Here’s how the late Iroquois historian, scholar and longtime bioneer John Mohawk saw it from an Indigenous perspective.
“The culture that I come from saw the universe as the fountain of everything, including consciousness. It’s not only the human who the consciousness; it’s also the plant, the tree, the birds and all the other living things.
When you address that plant, you’re addressing its consciousness in time and space. You’re part of whatever it is that brought the plant into being. You’re related in this way.
“In our culture we’re scolded for being arrogant if we think that we’re smart. An individual is not smart, according to our culture. Individuals are merely lucky that they are a part of a system that has intelligence that happens to reside in them.
“In other words, be humble about this always. The real intelligence isn’t the property of an individual or a corporation — the real intelligence is the property of the universe itself.

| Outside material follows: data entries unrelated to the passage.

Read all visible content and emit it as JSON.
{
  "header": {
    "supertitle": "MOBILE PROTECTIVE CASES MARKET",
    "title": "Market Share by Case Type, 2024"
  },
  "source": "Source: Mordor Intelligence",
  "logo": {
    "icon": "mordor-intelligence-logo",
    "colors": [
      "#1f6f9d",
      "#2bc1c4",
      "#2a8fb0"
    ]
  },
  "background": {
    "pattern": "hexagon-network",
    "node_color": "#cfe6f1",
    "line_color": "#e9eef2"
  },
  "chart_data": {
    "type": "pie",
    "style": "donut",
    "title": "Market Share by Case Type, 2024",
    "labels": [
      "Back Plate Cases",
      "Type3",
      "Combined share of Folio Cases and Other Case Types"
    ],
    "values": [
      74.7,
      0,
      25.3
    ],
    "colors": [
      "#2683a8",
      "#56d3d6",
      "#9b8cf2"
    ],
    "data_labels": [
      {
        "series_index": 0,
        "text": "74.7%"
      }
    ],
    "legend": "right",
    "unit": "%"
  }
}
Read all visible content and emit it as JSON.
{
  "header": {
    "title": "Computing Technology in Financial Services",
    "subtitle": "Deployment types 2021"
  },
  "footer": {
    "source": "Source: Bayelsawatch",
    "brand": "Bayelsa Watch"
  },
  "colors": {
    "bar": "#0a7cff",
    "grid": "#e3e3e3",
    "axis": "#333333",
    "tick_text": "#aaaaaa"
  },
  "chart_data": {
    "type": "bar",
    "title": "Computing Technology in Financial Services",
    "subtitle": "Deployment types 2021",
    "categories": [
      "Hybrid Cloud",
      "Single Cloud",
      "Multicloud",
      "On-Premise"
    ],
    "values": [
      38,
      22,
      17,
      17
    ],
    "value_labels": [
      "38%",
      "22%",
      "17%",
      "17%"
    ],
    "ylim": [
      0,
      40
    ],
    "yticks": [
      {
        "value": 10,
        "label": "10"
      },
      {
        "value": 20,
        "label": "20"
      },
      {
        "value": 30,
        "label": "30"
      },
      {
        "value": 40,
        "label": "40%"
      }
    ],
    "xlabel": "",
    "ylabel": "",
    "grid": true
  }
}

“That’s the old spirituality. Acquire that consciousness, and it becomes extremely difficult to rationalize pollution. Acquire that consciousness and it becomes very difficult to rationalize cutting down trees to make board feet-worth of dollars out of them.
“I propose to you,” Mohawk concluded, “that spirituality is the highest form of political consciousness.”
That’s the consciousness that’s arising before our eyes. That’s the real treasure of this hero’s journey.
It’s all alive. It’s all connected. It’s all intelligent. It’s all relatives.
This is the revolution from the heart of nature and the human heart.
And as Joe Hill said, “Don’t mourn, organize.”